Perlu Perhatian Warga dan Aparat Setempat

Sumber:Kompas - 07 Maret 2011
Kategori:Sampah Jakarta

Tidak ada seorang pun yang ingin rumahnya di dekat tempat pembuangan sampah, apalagi jika tempat pembuangan itu ternyata liar dan tidak dikelola baik sehingga membuat pencemaran di sekelilingnya. Namun, jika ternyata tempat pembuangan sampah itu liar dan sengaja dipelihara oleh orang-orang yang berkepentingan dengan keberadaannya, walhasil tempat pembuangan itu akan terus ada dan membuat lingkungan sekitarnya menjadi buruk.

Demikian yang terjadi pada Tempat Pembuangan Sementara (TPS) Nagrak, Cilincing, Kecamatan Cilincing, Jakarta Utara. TPS yang ditutup sejak tahun 2000 dan diperkuat dengan diberlakukannya Undang-Undang (UU) Nomor 18 Tahun 2010 itu dibuka kembali oleh oknum yang mendapatkan keuntungan dengan dibukanya TPS tersebut. UU tentang Pengelolaan Sampah itu melarang adanya TPS dalam kota dengan sistem dumping atau sistem terbuka. Dengan diberlakukannya UU tersebut, Pemprov DKI Jakarta mengalihkan pembuangan sampah pada tiga lokasi TPS terpadu, yakni Bantar Gebang, Sunter, dan Cakung Cilincing di Jakarta Utara.

Pada Jumat (4/3), dua truk sampah dipergoki tengah membuang sampah di TPS tersebut. Kepala Dinas Kebersihan DKI Jakarta Eko Bharuno, yang sedang inspeksi mendadak ke TPS itu, segera mencekal sopir truk sampah itu. ”Satu truk sampah swasta yang tidak ada kerja sama dengan Dinas Kebersihan dan satu lagi truk Dinas Kebersihan,” kata Eko, Jumat (4/3) di Balaikota.

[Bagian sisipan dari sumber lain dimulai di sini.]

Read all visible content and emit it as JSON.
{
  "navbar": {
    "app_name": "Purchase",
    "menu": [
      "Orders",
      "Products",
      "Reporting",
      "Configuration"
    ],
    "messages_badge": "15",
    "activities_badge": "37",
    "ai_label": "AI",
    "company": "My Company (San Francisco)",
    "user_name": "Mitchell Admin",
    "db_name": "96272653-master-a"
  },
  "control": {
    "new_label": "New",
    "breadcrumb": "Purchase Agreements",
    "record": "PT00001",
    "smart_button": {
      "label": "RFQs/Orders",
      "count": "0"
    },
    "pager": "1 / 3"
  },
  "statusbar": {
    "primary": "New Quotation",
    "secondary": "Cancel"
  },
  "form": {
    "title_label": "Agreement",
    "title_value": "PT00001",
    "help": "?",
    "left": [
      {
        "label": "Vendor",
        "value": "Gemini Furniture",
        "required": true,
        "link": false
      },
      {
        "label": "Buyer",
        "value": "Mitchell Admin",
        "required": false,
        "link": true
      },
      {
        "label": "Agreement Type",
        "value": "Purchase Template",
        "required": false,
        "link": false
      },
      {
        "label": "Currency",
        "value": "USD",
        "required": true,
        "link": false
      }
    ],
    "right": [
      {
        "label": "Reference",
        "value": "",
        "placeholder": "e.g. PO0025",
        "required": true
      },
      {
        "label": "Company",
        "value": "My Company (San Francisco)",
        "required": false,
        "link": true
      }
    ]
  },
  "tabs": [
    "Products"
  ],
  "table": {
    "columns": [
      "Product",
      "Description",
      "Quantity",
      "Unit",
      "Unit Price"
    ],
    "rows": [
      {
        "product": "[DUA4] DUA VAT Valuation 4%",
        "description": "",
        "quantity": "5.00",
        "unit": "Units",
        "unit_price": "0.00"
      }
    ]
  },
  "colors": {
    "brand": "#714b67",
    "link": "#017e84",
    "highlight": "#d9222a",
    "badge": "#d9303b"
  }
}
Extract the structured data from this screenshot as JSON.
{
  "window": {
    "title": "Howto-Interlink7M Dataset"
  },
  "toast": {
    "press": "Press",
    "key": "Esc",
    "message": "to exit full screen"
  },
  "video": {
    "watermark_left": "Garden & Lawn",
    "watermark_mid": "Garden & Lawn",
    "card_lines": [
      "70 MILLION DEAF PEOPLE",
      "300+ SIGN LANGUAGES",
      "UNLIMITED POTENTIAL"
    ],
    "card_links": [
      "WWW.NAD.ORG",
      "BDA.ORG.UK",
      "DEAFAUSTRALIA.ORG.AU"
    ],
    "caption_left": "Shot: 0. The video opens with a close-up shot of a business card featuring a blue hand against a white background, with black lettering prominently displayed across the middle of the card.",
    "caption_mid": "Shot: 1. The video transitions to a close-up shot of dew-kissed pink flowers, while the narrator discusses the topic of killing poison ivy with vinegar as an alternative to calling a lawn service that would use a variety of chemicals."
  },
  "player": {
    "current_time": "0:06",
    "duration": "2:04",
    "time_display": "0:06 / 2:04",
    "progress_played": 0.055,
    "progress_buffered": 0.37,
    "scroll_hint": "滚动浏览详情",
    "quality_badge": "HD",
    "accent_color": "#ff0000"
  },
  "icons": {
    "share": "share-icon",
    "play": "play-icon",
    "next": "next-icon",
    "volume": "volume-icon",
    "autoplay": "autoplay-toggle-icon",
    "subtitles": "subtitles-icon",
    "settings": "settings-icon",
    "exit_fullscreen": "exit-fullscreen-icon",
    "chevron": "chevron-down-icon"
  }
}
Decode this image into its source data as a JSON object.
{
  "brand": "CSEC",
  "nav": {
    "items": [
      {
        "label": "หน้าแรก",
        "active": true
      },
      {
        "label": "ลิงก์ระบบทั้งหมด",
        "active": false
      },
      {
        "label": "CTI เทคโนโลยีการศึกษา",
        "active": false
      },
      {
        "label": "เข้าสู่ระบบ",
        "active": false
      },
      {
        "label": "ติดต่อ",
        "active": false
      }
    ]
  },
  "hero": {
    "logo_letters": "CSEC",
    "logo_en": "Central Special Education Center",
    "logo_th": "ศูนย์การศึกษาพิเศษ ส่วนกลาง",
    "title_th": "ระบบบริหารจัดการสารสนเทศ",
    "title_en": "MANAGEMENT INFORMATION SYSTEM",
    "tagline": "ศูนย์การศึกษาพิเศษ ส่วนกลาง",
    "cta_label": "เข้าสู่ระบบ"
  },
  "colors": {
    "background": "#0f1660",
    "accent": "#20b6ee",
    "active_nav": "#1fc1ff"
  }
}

TPS Nagrak agaknya memang sulit untuk ditertibkan. Pada tahun 2006, TPS ini juga ditutup oleh Wali kota Jakarta Utara Effendi Anas. Namun, kini TPS seluas 3,5 hektar ini dibuka kembali dan sopir Dinas Kebersihan sendiri ikut membuang sampah di TPS tersebut. Bahkan, kini di sekeliling TPS itu sudah berdiri banyak lapak milik pemulung dan sampah-sampah yang sudah dipilah.

Eko mengakui, pemerintah mengalami kesulitan dalam menutup TPS Nagrak karena sudah ada perputaran bisnis dan uang yang cukup tinggi di TPS liar tersebut. Namun, pihaknya tidak akah berhenti menutup kawasan tersebut. ”Kami tidak akan terputus hingga di sini,” tuturnya.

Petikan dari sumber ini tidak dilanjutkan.